Bundesliga: Köln pokert weiter um Jorge Mere

Der 1. FC Köln hat eine Verpflichtung von Sporting Gijons Innenverteidiger Jorge Mere noch nicht abgehakt. Mit den eingenommenen Modeste-Millionen sollen dennoch keine unvernünftigen Dinge getan werden.

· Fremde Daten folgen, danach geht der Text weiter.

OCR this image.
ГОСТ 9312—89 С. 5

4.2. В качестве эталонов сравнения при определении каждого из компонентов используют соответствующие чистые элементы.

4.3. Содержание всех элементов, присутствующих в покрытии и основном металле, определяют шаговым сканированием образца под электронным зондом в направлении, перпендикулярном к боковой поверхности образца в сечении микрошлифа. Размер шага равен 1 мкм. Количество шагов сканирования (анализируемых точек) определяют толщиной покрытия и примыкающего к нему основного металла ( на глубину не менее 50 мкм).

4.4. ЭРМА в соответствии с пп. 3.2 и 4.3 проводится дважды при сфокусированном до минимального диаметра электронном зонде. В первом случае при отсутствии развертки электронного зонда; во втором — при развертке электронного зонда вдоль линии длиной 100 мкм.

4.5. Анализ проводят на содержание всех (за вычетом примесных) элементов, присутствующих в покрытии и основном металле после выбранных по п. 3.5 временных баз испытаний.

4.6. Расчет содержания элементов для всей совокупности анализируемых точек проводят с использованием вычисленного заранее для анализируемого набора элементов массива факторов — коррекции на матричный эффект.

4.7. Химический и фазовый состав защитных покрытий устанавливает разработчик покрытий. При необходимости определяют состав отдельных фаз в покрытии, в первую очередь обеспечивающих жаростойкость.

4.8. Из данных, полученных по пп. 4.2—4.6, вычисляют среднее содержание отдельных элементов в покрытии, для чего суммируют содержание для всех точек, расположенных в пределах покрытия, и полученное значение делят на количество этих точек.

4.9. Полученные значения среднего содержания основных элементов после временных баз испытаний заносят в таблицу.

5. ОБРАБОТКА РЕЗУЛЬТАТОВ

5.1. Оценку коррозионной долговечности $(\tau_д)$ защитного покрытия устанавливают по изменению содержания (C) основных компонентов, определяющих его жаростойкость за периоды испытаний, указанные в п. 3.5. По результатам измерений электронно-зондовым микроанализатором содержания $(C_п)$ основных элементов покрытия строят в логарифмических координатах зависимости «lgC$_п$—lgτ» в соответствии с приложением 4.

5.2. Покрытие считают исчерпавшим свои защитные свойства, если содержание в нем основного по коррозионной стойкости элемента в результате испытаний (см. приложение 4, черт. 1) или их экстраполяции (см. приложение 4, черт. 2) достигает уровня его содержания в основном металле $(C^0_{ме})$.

Der 1. FC Köln hat eine Verpflichtung von Sporting Gijons Innenverteidiger Jorge Mere noch nicht abgehakt. Mit den eingenommenen Modeste-Millionen sollen dennoch keine unvernünftigen Dinge getan werden.

Nach Informationen verschiedener spanischer Medien hat sich Jorge Mere zwar dafür entschieden, Gijon zu verlassen. Allerdings tendiere er dazu, in der spanischen Primera Division zu bleiben.

In den ersten Verhandlungen waren die Domstädter an den hohen Forderungen des La-Liga-Klubs gescheitert. Gijon rief offenbar eine Ablösesumme von 14 Millionen Euro auf, Köln stattdessen wollte ein Leihgeschäft mit Kaufoption heraushandeln und scheiterte.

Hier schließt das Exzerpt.